Contango, listed in London, started building the Muchesu plant in Binga in 2022. In May last year, the company produced its first coking coal, used to make steel, and began exports in August. The company announced in October that it had opened talks with potential buyers for the operation.

Under the agreement, Huo, who runs Lebenmon Investments, will invest US$20 million into the project, to match what Contango has spent at Muchesu so far. Huo will also take up a 20% stake in Contango, and grant Contango life-of-mine royalties of US$2 million. Contango expects to ultimately retain a 24% stake in the project.

“Our intention has always been to develop Muchesu into a significant source of thermal and coking coal, as well as the manufacture of coke at site,” says Carl Esprey, Contango CEO.
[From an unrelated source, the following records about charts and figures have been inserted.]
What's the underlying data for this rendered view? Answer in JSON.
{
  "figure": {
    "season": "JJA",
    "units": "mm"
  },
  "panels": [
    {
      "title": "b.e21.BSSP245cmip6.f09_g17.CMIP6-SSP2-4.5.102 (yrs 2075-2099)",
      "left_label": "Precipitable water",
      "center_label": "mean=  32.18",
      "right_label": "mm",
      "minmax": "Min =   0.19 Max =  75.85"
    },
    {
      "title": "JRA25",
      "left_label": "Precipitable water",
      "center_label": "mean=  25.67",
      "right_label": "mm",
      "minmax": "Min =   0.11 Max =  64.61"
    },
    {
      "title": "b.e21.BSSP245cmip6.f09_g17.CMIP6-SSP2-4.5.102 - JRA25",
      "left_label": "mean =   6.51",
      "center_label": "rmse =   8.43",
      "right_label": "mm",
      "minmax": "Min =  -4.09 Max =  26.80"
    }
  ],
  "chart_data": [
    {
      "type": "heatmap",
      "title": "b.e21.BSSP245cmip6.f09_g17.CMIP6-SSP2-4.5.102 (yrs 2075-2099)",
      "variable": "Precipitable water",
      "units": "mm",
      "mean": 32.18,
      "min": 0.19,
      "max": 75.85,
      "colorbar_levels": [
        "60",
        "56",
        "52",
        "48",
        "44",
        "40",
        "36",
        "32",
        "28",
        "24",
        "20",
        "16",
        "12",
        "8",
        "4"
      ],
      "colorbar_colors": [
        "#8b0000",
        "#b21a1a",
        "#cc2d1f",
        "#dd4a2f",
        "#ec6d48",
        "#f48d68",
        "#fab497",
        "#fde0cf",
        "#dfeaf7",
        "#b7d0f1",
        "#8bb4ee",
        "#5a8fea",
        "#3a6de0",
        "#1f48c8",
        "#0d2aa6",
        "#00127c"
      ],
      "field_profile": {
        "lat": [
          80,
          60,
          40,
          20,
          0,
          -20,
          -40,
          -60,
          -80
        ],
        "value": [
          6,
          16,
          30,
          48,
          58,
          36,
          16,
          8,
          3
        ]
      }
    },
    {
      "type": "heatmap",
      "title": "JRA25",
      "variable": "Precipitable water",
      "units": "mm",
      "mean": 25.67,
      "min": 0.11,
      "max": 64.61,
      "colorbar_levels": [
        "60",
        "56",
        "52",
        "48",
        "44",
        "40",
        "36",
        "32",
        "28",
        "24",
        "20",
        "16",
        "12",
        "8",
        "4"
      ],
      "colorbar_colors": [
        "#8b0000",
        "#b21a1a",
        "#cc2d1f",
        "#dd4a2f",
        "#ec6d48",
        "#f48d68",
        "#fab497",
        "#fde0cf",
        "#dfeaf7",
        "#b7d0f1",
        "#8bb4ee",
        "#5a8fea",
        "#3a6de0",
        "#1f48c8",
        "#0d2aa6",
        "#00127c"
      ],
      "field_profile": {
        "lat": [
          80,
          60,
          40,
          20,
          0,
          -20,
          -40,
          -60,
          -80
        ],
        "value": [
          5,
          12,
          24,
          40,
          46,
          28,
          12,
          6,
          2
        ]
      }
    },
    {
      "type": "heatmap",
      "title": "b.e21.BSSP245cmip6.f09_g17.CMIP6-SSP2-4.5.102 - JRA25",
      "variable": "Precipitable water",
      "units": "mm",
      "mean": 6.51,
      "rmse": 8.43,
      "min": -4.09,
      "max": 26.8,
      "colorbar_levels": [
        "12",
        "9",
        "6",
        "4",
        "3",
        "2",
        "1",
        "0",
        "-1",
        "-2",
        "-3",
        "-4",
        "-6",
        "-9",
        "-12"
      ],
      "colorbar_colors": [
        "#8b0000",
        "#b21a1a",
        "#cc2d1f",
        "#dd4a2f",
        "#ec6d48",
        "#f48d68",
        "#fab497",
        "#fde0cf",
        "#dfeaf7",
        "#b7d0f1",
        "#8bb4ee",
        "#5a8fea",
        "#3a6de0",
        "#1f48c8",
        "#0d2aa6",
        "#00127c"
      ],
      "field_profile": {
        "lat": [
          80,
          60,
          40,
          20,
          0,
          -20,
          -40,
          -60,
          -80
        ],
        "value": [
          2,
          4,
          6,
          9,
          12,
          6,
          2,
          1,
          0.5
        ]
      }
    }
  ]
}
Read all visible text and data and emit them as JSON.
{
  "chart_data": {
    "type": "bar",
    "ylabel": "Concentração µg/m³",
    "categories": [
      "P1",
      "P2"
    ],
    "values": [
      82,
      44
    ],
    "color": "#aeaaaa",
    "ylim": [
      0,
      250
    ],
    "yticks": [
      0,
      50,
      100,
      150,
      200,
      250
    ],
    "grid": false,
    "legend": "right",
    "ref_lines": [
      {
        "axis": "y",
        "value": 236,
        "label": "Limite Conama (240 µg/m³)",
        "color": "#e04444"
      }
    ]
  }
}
He said the US$20 million investment is what the company needs to ramp up output and secure larger supply contracts. Contango has been battling to secure firm orders for coal. Last year, the company signed a deal with TransOre, a UAE commodities trader that supplies coal to Europe and the Middle East. Ongoing offtake discussions represent demand of more than 50,000 tonnes per month, although not all of this will turn into firm orders. The company recently sent 250 tonnes of thermal coal to a potential buyer for “burn tests” to measure quality.

Huo’s Lebenmon Investments is involved in multiple mining projects in the country. Buying a coal producer ties in with his plans, in partnership with Hong Kong-listed West International, to build a cement plant in Zimbabwe. That project, the group announced earlier this year, would include a 100MW power plant.

Huo’s company has, however, had legal controversies over mining rights in some of its operations. In Mutoko, the company last year contested a Magistrate’s ruling barring it from mining in the area after resistance from locals. Lebenmon was also reported among as one of the companies stopped in 2022 from prospecting for chrome in a section of the Great Dyke that runs through the Mavhuradona wilderness areas.